Rosales inhaló profundamente, hizo una pausa, exhaló el humo.

—¿Hay algo más que quiera contarnos? ¿Sus planes? ¿Algún dato? ¿Algún hallazgo?

Era, más que una pregunta, un desafío. Daggart escudriñó los ojos de Rosales y miró luego a Careche. No vio mucha confianza. Ni ningún calor.

—No, no se me ocurre nada.

—Muy bien. Sentimos haberle molestado.

Rosales se levantó y con una mirada indicó a Careche que también se pusiera en pie. El más joven de los dos obedeció a regañadientes.

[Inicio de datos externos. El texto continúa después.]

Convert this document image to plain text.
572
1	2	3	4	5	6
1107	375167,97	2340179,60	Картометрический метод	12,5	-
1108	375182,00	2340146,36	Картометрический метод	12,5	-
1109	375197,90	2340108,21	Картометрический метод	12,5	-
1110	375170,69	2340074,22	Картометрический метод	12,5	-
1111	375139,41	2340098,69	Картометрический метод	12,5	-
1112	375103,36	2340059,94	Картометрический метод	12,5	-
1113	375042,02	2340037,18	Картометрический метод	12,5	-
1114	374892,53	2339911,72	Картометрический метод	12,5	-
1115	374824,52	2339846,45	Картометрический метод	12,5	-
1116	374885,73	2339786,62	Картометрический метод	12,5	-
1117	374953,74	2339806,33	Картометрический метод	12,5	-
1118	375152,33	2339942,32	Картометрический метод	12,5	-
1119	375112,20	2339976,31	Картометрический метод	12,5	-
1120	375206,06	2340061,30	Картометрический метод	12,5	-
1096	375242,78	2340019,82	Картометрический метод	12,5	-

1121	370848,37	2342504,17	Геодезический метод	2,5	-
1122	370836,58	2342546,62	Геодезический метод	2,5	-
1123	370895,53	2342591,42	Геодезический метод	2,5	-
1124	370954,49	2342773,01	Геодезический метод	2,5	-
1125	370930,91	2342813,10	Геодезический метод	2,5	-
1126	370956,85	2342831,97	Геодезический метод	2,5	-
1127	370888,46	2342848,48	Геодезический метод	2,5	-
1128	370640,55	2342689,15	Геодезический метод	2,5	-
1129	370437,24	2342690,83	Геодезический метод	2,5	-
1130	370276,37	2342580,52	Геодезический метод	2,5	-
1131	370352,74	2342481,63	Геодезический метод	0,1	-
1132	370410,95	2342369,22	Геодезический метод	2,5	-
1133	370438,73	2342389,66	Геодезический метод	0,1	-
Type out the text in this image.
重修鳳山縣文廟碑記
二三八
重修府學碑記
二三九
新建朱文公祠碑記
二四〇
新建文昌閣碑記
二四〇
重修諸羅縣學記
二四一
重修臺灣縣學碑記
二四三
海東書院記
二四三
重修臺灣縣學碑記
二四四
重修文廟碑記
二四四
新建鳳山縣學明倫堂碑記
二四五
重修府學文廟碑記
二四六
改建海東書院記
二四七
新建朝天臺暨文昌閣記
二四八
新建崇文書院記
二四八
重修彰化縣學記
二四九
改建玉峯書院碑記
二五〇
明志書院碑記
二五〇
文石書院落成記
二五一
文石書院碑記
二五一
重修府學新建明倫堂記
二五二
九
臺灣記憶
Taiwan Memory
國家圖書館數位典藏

—Estoy seguro de que volveremos a hablar pronto —le dijo Rosales a Daggart—. Y puede que para entonces su memoria haya mejorado.

—Todo es posible.

Hicieron ademán de marcharse. Movido por un impulso, Daggart preguntó:

—¿Cuál es su nombre de pila?

Rosales se volvió hacia él.

—¿Mi nombre de pila?

—Sí. Anoche, cuando se presentó, solamente me dijo su apellido. ¿Cómo se llama?

—¿Por qué le interesa?

—Sólo quiero saber con quién estoy tratando, nada más.

Rosales sopesó la pregunta y dio una profunda calada a su cigarrillo, como si el alquitrán y la nicotina pudieran decirle si debía responder o no.

—Alejandro.

Daggart se volvió hacia el inspector Careche.

—¿Y usted?

—Miguel —masculló Careche.

—Gracias —dijo Daggart—. Es lo único que quería saber.